Di fronte a questo quadro proviamo a vedere cosa sta veramente avvenendo da anni nel continente europeo dal punto di vista demografico – natalità, mortalità, migrazioni interne. Un primo sguardo ci dice che siamo da tempo in presenza sia di tassi negativi di natalità che di mortalità, fattori entrambi preoccupanti per la tenuta sociale e economica del continente europeo e, dall’altro, di movimenti migratori interni agli stati dell’Unione Europea che rappresentano sia una risposta all’invecchiamento della popolazione produttivamente attiva negli stati economicamente più forti, sia la concentrazione di una forza lavoro mobile con poche capacità di forza contrattuale che ben risponde alle esigenze attuali del mercato del lavoro europeo.
Demograficamente l’Europa in meno di 20 anni ha visto decrescere paurosamente la propria popolazione: se nel 1990 un terrestre su quattro viveva in questo continente, oggi, nonostante la popolazione sia cresciuta dal 1950 al 2000 di 180 milioni di unità, essa rappresenta solo un decimo della popolazione mondiale.

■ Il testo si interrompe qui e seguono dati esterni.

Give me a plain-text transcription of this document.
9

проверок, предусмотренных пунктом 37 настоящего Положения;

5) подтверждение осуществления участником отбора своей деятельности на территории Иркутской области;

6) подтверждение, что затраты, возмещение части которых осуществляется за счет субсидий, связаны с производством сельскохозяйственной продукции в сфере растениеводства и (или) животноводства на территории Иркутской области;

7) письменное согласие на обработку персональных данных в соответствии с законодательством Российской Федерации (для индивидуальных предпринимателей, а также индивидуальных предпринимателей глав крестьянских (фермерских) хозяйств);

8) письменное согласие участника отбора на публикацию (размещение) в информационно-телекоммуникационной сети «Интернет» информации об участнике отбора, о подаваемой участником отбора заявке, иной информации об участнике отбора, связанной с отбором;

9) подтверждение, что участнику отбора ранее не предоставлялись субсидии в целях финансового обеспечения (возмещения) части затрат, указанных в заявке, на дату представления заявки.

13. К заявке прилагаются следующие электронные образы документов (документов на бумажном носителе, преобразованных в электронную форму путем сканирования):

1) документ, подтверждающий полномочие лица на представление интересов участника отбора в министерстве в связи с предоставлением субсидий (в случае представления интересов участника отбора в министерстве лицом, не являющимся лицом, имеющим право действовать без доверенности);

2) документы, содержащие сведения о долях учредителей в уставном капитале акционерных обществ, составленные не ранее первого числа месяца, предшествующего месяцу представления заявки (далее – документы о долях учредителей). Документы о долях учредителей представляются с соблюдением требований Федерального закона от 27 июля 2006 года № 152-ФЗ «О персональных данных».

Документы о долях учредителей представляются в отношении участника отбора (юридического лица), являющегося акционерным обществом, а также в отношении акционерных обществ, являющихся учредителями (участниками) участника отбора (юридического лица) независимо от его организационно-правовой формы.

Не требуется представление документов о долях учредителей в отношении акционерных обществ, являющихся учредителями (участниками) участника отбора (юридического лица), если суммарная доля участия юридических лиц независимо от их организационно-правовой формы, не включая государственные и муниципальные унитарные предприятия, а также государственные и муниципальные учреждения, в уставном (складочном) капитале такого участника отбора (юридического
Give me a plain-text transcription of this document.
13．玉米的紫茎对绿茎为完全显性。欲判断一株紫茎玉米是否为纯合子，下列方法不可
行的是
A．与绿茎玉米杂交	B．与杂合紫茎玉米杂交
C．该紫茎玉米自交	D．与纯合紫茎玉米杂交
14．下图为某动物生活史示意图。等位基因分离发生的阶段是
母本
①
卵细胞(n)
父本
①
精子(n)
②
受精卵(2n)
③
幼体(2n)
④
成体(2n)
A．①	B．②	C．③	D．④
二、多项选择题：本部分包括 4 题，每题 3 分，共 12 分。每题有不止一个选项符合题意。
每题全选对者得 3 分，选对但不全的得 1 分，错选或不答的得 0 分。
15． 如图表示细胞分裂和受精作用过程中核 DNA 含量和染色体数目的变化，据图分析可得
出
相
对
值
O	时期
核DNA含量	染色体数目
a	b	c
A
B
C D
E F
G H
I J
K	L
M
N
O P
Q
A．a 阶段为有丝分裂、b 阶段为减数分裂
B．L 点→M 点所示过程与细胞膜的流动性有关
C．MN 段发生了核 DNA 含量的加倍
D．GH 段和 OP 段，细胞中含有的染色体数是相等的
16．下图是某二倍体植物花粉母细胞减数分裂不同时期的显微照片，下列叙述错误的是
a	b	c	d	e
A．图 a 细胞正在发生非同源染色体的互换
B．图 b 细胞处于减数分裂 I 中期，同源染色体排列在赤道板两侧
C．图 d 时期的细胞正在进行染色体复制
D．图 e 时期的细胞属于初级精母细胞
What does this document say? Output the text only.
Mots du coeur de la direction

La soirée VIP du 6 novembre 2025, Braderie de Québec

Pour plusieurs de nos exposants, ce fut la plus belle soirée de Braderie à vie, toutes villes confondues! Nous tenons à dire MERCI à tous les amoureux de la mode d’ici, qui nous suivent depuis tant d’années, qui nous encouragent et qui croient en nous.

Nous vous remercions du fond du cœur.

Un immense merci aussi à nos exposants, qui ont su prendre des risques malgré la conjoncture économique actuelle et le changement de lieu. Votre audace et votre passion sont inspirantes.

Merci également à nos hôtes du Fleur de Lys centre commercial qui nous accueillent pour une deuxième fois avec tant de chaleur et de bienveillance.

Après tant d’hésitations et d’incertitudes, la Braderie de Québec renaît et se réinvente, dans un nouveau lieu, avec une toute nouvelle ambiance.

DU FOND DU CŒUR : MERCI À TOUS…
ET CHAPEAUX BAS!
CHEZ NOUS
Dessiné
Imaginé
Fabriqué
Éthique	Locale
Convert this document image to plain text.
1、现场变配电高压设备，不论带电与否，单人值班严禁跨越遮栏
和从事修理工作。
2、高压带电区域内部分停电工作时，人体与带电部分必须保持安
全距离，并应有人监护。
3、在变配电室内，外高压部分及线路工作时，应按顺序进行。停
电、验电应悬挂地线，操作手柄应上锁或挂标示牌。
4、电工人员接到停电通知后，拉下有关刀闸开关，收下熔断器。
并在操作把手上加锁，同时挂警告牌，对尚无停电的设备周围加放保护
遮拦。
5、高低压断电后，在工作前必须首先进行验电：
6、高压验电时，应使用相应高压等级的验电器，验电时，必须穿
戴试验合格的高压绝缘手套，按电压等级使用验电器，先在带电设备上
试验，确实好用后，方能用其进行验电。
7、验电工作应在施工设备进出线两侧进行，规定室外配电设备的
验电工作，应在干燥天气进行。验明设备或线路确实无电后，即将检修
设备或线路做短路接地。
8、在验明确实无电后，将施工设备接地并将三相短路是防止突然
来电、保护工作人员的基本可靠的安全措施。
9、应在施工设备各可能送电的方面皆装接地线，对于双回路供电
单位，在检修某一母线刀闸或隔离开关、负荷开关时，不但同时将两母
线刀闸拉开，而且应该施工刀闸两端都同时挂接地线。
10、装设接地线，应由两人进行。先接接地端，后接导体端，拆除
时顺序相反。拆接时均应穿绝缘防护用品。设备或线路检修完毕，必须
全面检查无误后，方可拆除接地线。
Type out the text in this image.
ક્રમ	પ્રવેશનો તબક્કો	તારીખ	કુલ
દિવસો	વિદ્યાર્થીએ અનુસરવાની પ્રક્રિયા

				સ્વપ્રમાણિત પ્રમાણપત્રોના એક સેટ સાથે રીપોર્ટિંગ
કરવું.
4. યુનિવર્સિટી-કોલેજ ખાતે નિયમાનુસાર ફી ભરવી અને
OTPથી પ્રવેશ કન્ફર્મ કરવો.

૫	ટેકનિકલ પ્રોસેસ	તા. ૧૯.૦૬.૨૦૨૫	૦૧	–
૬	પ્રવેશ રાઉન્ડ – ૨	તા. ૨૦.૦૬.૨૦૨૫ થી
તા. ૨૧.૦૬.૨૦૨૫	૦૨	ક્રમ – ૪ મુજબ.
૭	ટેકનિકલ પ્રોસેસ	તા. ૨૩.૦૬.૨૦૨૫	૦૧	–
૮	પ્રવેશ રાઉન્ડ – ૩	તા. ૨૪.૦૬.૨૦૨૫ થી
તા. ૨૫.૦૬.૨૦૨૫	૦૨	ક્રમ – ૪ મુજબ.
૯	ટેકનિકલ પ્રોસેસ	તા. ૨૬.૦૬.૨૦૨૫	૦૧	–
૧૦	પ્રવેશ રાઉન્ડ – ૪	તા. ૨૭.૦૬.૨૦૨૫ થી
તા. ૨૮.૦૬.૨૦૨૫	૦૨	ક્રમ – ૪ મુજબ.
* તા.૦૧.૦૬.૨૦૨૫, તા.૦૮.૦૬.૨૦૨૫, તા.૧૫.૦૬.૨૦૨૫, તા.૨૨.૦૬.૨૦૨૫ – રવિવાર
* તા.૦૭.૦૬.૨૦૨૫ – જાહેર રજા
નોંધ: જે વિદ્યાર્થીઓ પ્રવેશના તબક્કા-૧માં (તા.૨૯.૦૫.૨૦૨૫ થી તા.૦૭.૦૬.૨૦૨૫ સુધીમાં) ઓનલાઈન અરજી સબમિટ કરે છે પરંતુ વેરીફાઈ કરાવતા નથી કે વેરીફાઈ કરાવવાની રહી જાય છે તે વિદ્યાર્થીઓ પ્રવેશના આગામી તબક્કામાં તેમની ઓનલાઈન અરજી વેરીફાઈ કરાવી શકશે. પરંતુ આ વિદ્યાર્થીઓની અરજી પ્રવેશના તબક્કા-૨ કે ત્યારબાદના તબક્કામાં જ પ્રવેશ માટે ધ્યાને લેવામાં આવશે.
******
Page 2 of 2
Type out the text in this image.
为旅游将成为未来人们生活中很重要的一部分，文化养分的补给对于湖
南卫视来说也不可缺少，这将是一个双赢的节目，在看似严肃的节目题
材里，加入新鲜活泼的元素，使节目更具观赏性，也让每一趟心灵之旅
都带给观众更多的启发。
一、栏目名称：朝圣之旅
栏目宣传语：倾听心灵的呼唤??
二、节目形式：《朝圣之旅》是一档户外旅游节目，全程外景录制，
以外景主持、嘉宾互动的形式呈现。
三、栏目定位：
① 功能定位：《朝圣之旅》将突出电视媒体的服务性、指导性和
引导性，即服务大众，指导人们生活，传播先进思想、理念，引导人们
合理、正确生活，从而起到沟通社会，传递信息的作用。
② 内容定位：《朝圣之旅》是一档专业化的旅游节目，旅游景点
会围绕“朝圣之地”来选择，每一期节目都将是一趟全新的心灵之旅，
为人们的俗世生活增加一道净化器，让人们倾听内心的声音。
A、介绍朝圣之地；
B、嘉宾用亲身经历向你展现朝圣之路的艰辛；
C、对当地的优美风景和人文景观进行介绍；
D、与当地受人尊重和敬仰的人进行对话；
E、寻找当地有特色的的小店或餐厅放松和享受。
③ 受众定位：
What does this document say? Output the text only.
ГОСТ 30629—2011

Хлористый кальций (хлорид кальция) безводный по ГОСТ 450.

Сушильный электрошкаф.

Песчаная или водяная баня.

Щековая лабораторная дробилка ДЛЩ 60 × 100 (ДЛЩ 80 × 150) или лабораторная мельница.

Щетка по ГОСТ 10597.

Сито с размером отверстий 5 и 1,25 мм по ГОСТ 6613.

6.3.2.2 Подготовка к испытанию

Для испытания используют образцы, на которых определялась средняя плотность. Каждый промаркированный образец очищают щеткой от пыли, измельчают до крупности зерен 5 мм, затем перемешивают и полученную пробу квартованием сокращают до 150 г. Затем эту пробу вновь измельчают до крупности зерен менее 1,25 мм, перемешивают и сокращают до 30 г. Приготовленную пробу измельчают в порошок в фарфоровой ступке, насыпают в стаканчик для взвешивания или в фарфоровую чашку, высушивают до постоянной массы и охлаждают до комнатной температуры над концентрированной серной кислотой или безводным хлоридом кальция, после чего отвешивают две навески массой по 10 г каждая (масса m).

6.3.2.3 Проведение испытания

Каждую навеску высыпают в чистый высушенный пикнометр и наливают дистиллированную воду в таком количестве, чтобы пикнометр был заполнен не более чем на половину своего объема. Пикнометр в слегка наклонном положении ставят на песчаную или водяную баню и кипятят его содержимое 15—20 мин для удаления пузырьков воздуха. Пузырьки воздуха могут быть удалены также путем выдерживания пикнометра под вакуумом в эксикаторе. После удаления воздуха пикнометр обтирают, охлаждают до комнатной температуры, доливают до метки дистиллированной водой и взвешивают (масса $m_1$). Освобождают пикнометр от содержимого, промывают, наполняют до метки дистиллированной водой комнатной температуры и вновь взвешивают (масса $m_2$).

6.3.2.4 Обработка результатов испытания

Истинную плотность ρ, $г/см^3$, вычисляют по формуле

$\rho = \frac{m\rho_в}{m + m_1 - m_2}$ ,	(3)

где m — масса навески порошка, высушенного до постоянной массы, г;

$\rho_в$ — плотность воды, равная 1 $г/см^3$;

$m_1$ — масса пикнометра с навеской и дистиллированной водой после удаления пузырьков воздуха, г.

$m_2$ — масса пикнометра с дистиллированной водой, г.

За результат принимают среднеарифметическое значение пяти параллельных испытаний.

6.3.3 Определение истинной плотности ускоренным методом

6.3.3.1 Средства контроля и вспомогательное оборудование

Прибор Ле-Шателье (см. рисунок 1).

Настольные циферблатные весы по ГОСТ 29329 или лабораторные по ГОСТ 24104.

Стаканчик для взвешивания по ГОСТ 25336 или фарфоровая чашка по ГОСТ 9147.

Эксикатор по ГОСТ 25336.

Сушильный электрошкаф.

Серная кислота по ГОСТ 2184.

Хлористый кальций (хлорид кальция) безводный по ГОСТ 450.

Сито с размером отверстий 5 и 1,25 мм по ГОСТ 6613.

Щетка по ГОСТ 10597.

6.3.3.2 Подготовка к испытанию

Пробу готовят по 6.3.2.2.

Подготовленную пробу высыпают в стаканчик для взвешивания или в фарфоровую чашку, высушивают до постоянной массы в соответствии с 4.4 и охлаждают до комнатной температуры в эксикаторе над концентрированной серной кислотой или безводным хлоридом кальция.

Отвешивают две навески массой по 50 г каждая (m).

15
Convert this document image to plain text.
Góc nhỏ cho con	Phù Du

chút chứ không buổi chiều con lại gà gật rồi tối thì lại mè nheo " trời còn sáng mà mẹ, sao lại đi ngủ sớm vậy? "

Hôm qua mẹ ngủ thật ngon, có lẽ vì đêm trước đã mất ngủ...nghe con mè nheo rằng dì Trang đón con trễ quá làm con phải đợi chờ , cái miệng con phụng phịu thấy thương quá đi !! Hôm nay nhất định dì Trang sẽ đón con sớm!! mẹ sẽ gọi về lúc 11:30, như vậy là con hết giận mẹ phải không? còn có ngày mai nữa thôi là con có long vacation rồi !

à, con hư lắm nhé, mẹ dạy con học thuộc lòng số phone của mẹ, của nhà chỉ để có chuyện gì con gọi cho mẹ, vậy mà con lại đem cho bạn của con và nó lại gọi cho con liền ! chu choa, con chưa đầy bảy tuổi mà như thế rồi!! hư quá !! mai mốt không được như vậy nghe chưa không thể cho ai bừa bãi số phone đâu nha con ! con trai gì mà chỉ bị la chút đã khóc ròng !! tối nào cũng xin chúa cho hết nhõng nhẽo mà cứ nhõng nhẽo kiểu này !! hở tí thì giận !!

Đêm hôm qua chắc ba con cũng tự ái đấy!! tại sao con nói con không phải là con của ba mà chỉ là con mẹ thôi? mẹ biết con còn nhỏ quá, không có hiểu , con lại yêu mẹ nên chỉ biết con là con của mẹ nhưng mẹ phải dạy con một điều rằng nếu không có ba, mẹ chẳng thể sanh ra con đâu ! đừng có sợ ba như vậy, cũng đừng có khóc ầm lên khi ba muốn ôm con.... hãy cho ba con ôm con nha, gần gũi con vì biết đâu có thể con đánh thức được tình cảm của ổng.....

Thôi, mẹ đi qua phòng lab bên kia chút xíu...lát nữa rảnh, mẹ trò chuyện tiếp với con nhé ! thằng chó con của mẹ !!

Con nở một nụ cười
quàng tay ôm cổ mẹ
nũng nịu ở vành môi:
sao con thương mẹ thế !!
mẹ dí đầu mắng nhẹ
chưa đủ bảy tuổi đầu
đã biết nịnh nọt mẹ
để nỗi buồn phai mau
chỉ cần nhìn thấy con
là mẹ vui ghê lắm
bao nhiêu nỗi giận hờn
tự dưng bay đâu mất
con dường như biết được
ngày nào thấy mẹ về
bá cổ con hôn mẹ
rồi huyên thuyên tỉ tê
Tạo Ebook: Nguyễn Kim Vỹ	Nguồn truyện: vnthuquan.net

In pratica in tutti i paesi europei – ma lo stesso fenomeno si regista nella Russia post sovietica – la crescita demografica ha segnato e segna il passo; anzi nella maggioranza delle regioni europee siamo in presenza di una preoccupante decrescita con squilibri fortissimi tra ovest e est, accentuatisi dopo la caduta del muro di Berlino dovuti anche agli effetti delle politiche neoliberiste.
Disuguaglianze, povertà e maggiore mortalità quali effetti dell’estensione del modello capitalistico nella versione neoliberista hanno portato sul terreno economico a una forte dipendenza degli stati dell’est Europa verso quelli occidentali: in questi stati gli effetti demografici più evidenti sono stati l’instaurarsi di una forte denatalità e fenomeni di esodo significativo della popolazione giovane verso le zone europee più ricche e produttive economicamente. Un dato riassume queste modificazioni: dal 1989 la popolazione totale dei paesi dell’est, esclusa la Russia, è diminuita di 25 milioni di abitanti; contemporaneamente è aumentata la forbice negativa di aspettativa di vita per i nati in questi paesi rispetto a quelli nati nei paesi europei occidentali e mediterranei (un bambino ucraino ha una speranza di vita 13 volte minore di un bambino svizzero o svedese). Ma anche tra un francese ricco e uno a reddito medio-basso l’aspettativa di vita del primo è 13 volte maggiori di quella del secondo a dimostrazione che le ricette neoliberiste imperanti ormai dagli anni 80-90 in tutta Europa hanno provocato un riduzione drastica della qualità della vita per molta parte della popolazione.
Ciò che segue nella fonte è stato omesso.